Governor Newsom criticizes Supreme Court open carry decision as ‘shameful’


SACRAMENTO – Governor Gavin Newsom on Thursday criticized the Supreme Court’s ruling on a New York concealed carry law as “reckless” and and “shameful” while promising California would strengthen its existing law.

The 6-3 ruling by the court struck down a New York law that placed strict restrictions on carrying concealed firearms in public for self defense, finding its requirement that applicants seeking a concealed carry license demonstrate a special need for self-defense is unconstitutional.

Newsom initially expressed his feeling on the Supreme Court ruling on his personal Twitter account, posting shortly before 8:30 a.m., calling the ruling “shameful” and saying it was a “dark day in America.”

He also called the ruling “a dangerous decision from a court hell bent on pushing a radical ideological agenda and infringing on the rights of states to protect our citizens from being gunned down in our streets, schools, and churches.”  

The governor’s office later issued a press release stating that Newsom and his administration would do everything they could to make California’s public-carry law stronger.

“While this reckless decision erases a commonsense gun safety law that existed for decades, California anticipated this moment. Our Administration has been working closely with the Attorney General and the legislature for months,” the statement read. “Our state is ready with a bill that will be heard next week to update and strengthen our public-carry law and make it consistent with the Supreme Court ruling, just as Chief Justice Roberts and Justice Kavanaugh said states like California are free to do.”

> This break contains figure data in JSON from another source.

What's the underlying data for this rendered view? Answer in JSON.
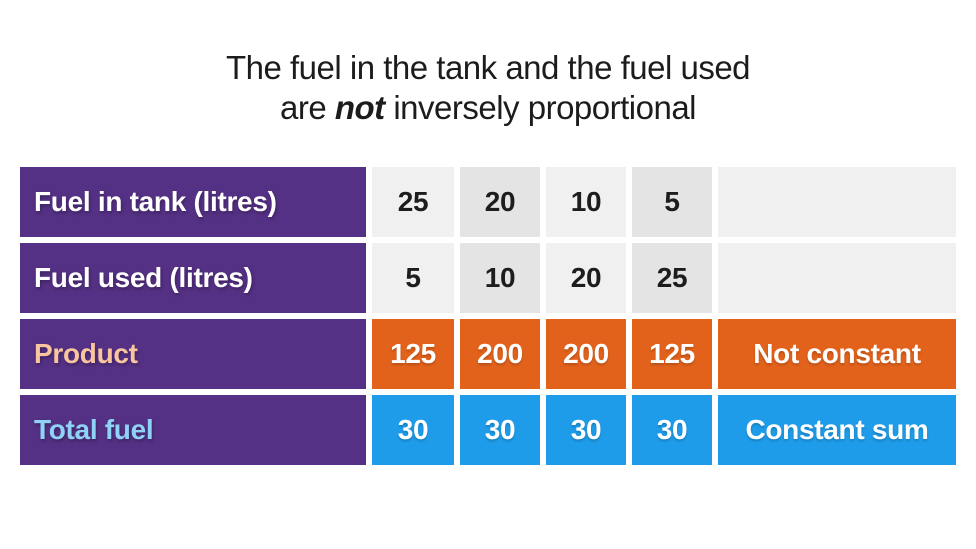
{
  "title": {
    "line1": "The fuel in the tank and the fuel used",
    "line2_prefix": "are ",
    "line2_emphasis": "not",
    "line2_suffix": " inversely proportional"
  },
  "table": {
    "rows": [
      {
        "label": "Fuel in tank (litres)",
        "label_color": "#FFFFFF",
        "type": "gray",
        "values": [
          "25",
          "20",
          "10",
          "5"
        ],
        "note": ""
      },
      {
        "label": "Fuel used (litres)",
        "label_color": "#FFFFFF",
        "type": "gray",
        "values": [
          "5",
          "10",
          "20",
          "25"
        ],
        "note": ""
      },
      {
        "label": "Product",
        "label_color": "#F8C59E",
        "type": "orange",
        "values": [
          "125",
          "200",
          "200",
          "125"
        ],
        "note": "Not constant"
      },
      {
        "label": "Total fuel",
        "label_color": "#8ED2F6",
        "type": "blue",
        "values": [
          "30",
          "30",
          "30",
          "30"
        ],
        "note": "Constant sum"
      }
    ]
  },
  "colors": {
    "purple": "#553185",
    "orange": "#E2621B",
    "blue": "#1E9CE9",
    "cell_light": "#F0F0F0",
    "cell_dark": "#E4E4E4",
    "value_text_dark": "#1D1D1D",
    "value_text_light": "#FFFFFF"
  }
}
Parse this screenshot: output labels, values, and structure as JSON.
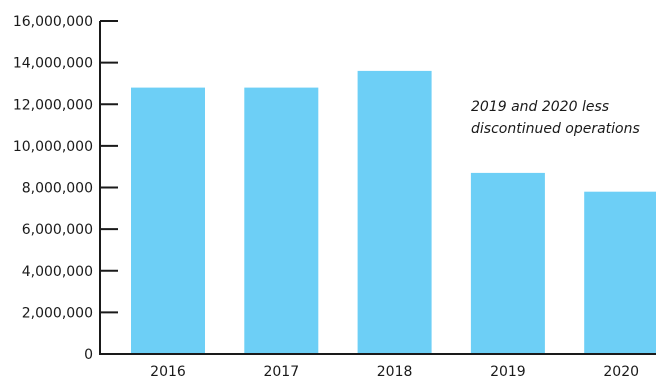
{
  "chart_data": {
    "type": "bar",
    "categories": [
      "2016",
      "2017",
      "2018",
      "2019",
      "2020"
    ],
    "values": [
      12800000,
      12800000,
      13600000,
      8700000,
      7800000
    ],
    "ylim": [
      0,
      16000000
    ],
    "yticks": [
      "0",
      "2,000,000",
      "4,000,000",
      "6,000,000",
      "8,000,000",
      "10,000,000",
      "12,000,000",
      "14,000,000",
      "16,000,000"
    ],
    "annotation": [
      "2019 and 2020 less",
      "discontinued operations"
    ],
    "bar_color": "#6dcff6",
    "axis_color": "#1a1a1a",
    "grid": false
  }
}
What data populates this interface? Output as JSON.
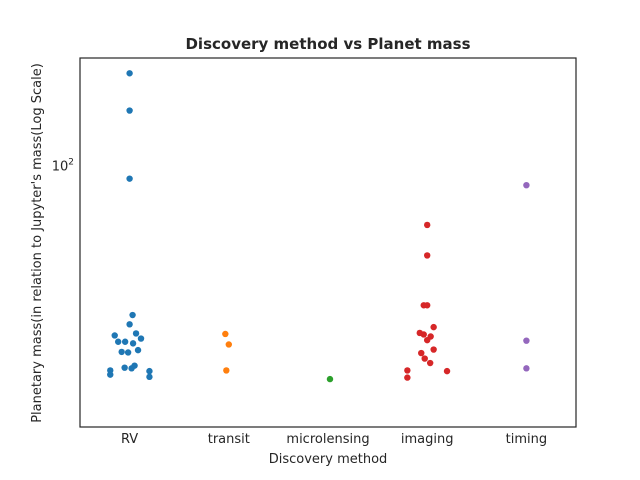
{
  "chart_data": {
    "type": "scatter",
    "style": "swarm",
    "title": "Discovery method vs Planet mass",
    "xlabel": "Discovery method",
    "ylabel": "Planetary mass(in relation to Jupyter's mass(Log Scale)",
    "categories": [
      "RV",
      "transit",
      "microlensing",
      "imaging",
      "timing"
    ],
    "y_scale": "log",
    "ylim": [
      9.8,
      260
    ],
    "y_ticks": [
      {
        "value": 100,
        "base": "10",
        "exponent": "2"
      }
    ],
    "grid": false,
    "legend": "none",
    "series": [
      {
        "category": "RV",
        "color": "#1f77b4",
        "points": [
          {
            "offset": 0.0,
            "y": 227
          },
          {
            "offset": 0.0,
            "y": 163
          },
          {
            "offset": 0.0,
            "y": 89
          },
          {
            "offset": 0.06,
            "y": 26.5
          },
          {
            "offset": 0.0,
            "y": 24.4
          },
          {
            "offset": 0.13,
            "y": 22.5
          },
          {
            "offset": -0.3,
            "y": 22.1
          },
          {
            "offset": 0.23,
            "y": 21.5
          },
          {
            "offset": -0.09,
            "y": 20.9
          },
          {
            "offset": -0.23,
            "y": 20.9
          },
          {
            "offset": 0.07,
            "y": 20.6
          },
          {
            "offset": 0.17,
            "y": 19.4
          },
          {
            "offset": -0.16,
            "y": 19.1
          },
          {
            "offset": -0.03,
            "y": 19.0
          },
          {
            "offset": 0.1,
            "y": 16.9
          },
          {
            "offset": -0.1,
            "y": 16.6
          },
          {
            "offset": 0.04,
            "y": 16.5
          },
          {
            "offset": -0.39,
            "y": 16.2
          },
          {
            "offset": 0.4,
            "y": 16.1
          },
          {
            "offset": -0.39,
            "y": 15.6
          },
          {
            "offset": 0.4,
            "y": 15.3
          }
        ]
      },
      {
        "category": "transit",
        "color": "#ff7f0e",
        "points": [
          {
            "offset": -0.07,
            "y": 22.4
          },
          {
            "offset": 0.0,
            "y": 20.4
          },
          {
            "offset": -0.05,
            "y": 16.2
          }
        ]
      },
      {
        "category": "microlensing",
        "color": "#2ca02c",
        "points": [
          {
            "offset": 0.04,
            "y": 15.0
          }
        ]
      },
      {
        "category": "imaging",
        "color": "#d62728",
        "points": [
          {
            "offset": 0.0,
            "y": 59.0
          },
          {
            "offset": 0.0,
            "y": 45.0
          },
          {
            "offset": -0.07,
            "y": 28.9
          },
          {
            "offset": 0.0,
            "y": 28.9
          },
          {
            "offset": 0.13,
            "y": 23.8
          },
          {
            "offset": -0.15,
            "y": 22.6
          },
          {
            "offset": -0.07,
            "y": 22.3
          },
          {
            "offset": 0.07,
            "y": 21.9
          },
          {
            "offset": 0.0,
            "y": 21.2
          },
          {
            "offset": 0.13,
            "y": 19.5
          },
          {
            "offset": -0.12,
            "y": 18.9
          },
          {
            "offset": -0.05,
            "y": 18.0
          },
          {
            "offset": 0.06,
            "y": 17.3
          },
          {
            "offset": -0.4,
            "y": 16.2
          },
          {
            "offset": 0.4,
            "y": 16.1
          },
          {
            "offset": -0.4,
            "y": 15.2
          }
        ]
      },
      {
        "category": "timing",
        "color": "#9467bd",
        "points": [
          {
            "offset": 0.0,
            "y": 84.0
          },
          {
            "offset": 0.0,
            "y": 21.1
          },
          {
            "offset": 0.0,
            "y": 16.5
          }
        ]
      }
    ]
  }
}
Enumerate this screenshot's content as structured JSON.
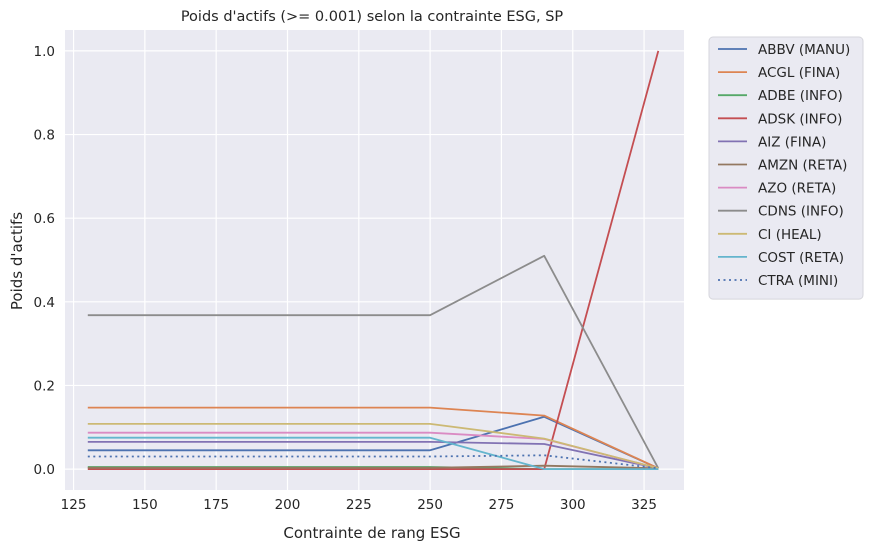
{
  "chart_data": {
    "type": "line",
    "title": "Poids d'actifs (>= 0.001) selon la contrainte ESG, SP",
    "xlabel": "Contrainte de rang ESG",
    "ylabel": "Poids d'actifs",
    "xlim": [
      122,
      339
    ],
    "ylim": [
      -0.05,
      1.05
    ],
    "x_ticks": [
      125,
      150,
      175,
      200,
      225,
      250,
      275,
      300,
      325
    ],
    "y_ticks": [
      0.0,
      0.2,
      0.4,
      0.6,
      0.8,
      1.0
    ],
    "y_tick_labels": [
      "0.0",
      "0.2",
      "0.4",
      "0.6",
      "0.8",
      "1.0"
    ],
    "grid": true,
    "legend_position": "outside upper right",
    "background": "#eaeaf2",
    "x": [
      130,
      250,
      290,
      330
    ],
    "series": [
      {
        "name": "ABBV (MANU)",
        "color": "#4c72b0",
        "dash": "solid",
        "values": [
          0.045,
          0.045,
          0.125,
          0.002
        ]
      },
      {
        "name": "ACGL (FINA)",
        "color": "#dd8452",
        "dash": "solid",
        "values": [
          0.147,
          0.147,
          0.128,
          0.002
        ]
      },
      {
        "name": "ADBE (INFO)",
        "color": "#55a868",
        "dash": "solid",
        "values": [
          0.005,
          0.005,
          0.0,
          0.0
        ]
      },
      {
        "name": "ADSK (INFO)",
        "color": "#c44e52",
        "dash": "solid",
        "values": [
          0.0,
          0.0,
          0.0,
          1.0
        ]
      },
      {
        "name": "AIZ (FINA)",
        "color": "#8172b3",
        "dash": "solid",
        "values": [
          0.065,
          0.065,
          0.06,
          0.002
        ]
      },
      {
        "name": "AMZN (RETA)",
        "color": "#937860",
        "dash": "solid",
        "values": [
          0.003,
          0.003,
          0.008,
          0.002
        ]
      },
      {
        "name": "AZO (RETA)",
        "color": "#da8bc3",
        "dash": "solid",
        "values": [
          0.087,
          0.087,
          0.072,
          0.002
        ]
      },
      {
        "name": "CDNS (INFO)",
        "color": "#8c8c8c",
        "dash": "solid",
        "values": [
          0.368,
          0.368,
          0.51,
          0.002
        ]
      },
      {
        "name": "CI (HEAL)",
        "color": "#ccb974",
        "dash": "solid",
        "values": [
          0.108,
          0.108,
          0.073,
          0.002
        ]
      },
      {
        "name": "COST (RETA)",
        "color": "#64b5cd",
        "dash": "solid",
        "values": [
          0.075,
          0.075,
          0.0,
          0.0
        ]
      },
      {
        "name": "CTRA (MINI)",
        "color": "#4c72b0",
        "dash": "dotted",
        "values": [
          0.03,
          0.03,
          0.033,
          0.002
        ]
      }
    ]
  }
}
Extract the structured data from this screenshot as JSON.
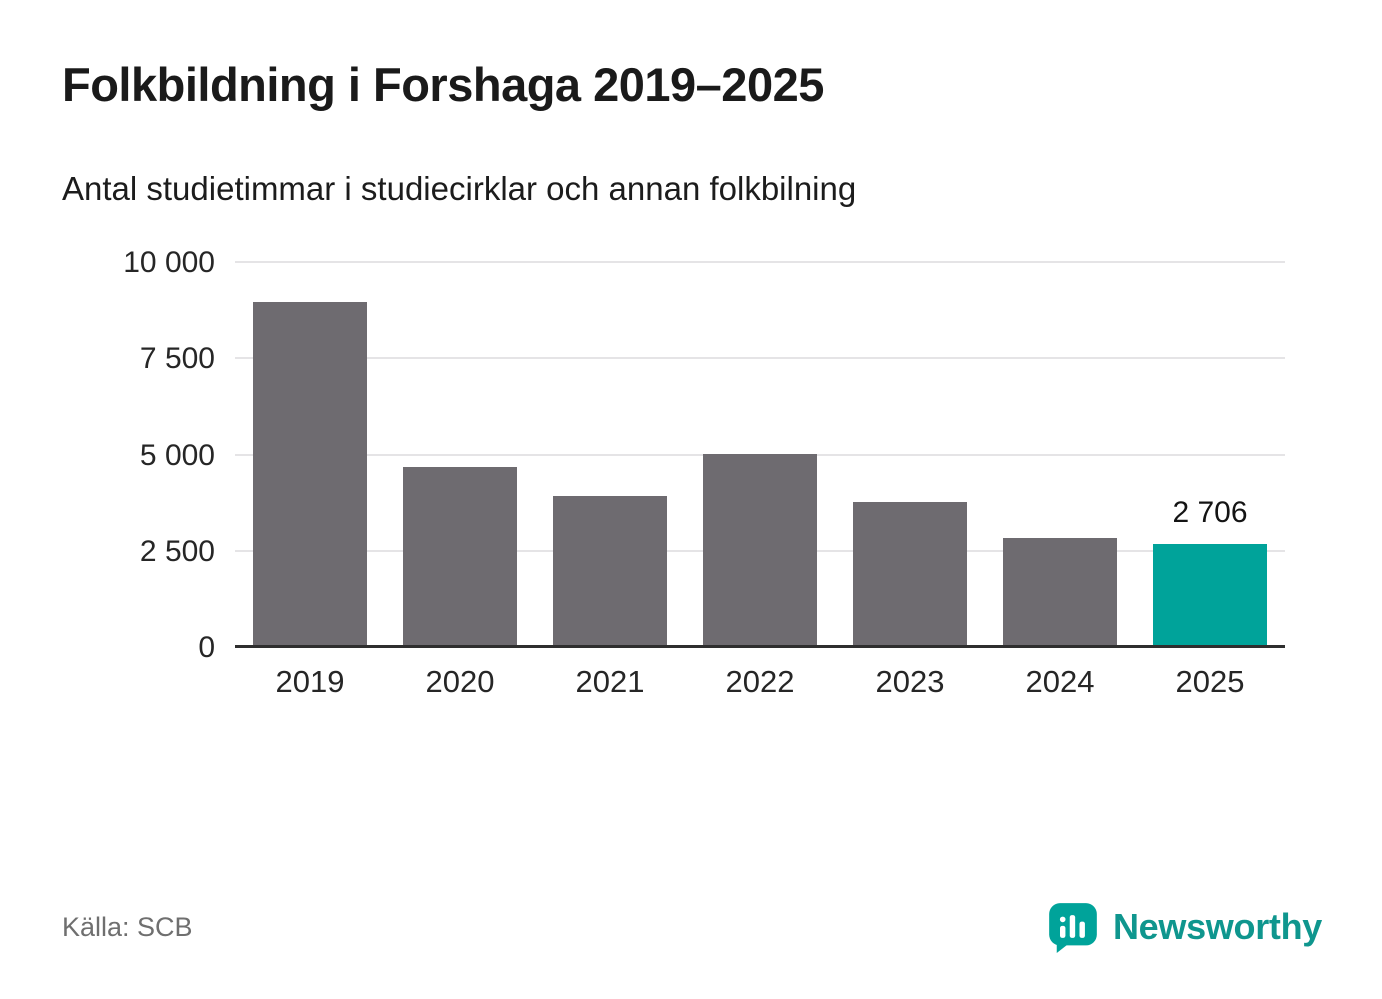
{
  "header": {
    "title": "Folkbildning i Forshaga 2019–2025",
    "subtitle": "Antal studietimmar i studiecirklar och annan folkbilning"
  },
  "chart_data": {
    "type": "bar",
    "title": "Folkbildning i Forshaga 2019–2025",
    "subtitle": "Antal studietimmar i studiecirklar och annan folkbilning",
    "categories": [
      "2019",
      "2020",
      "2021",
      "2022",
      "2023",
      "2024",
      "2025"
    ],
    "values": [
      9000,
      4700,
      3950,
      5050,
      3800,
      2850,
      2706
    ],
    "value_labels": [
      "",
      "",
      "",
      "",
      "",
      "",
      "2 706"
    ],
    "xlabel": "",
    "ylabel": "",
    "ylim": [
      0,
      10000
    ],
    "yticks": [
      0,
      2500,
      5000,
      7500,
      10000
    ],
    "ytick_labels": [
      "0",
      "2 500",
      "5 000",
      "7 500",
      "10 000"
    ],
    "grid": "horizontal",
    "legend": "none",
    "bar_color": "#6e6b70",
    "highlight_color": "#00a39a",
    "highlight_index": 6
  },
  "footer": {
    "source": "Källa: SCB",
    "brand": "Newsworthy",
    "brand_color": "#0f968e",
    "logo_color": "#00a39a"
  }
}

“But make no mistake: this is a radical decision,” the statement continued. “Today’s Court thinks that gun regulations should be frozen in time, and that if there wasn’t a similar law in existence in the 1700s or 1800s, then a state can’t pass it now, no matter how important it is to protect people from the modern horror of gun violence.”

Newsom said his administration is committed to preserving safety for Californians and noted he had 16 new gun safety bills he was ready to sign, “including a bill that will allow individuals to sue gun makers and distributors for violating certain gun laws.” 

California Attorney General Rob Bonta also was critical of the decision, saying Thursday was “a sad day for our nation and a setback for public safety.”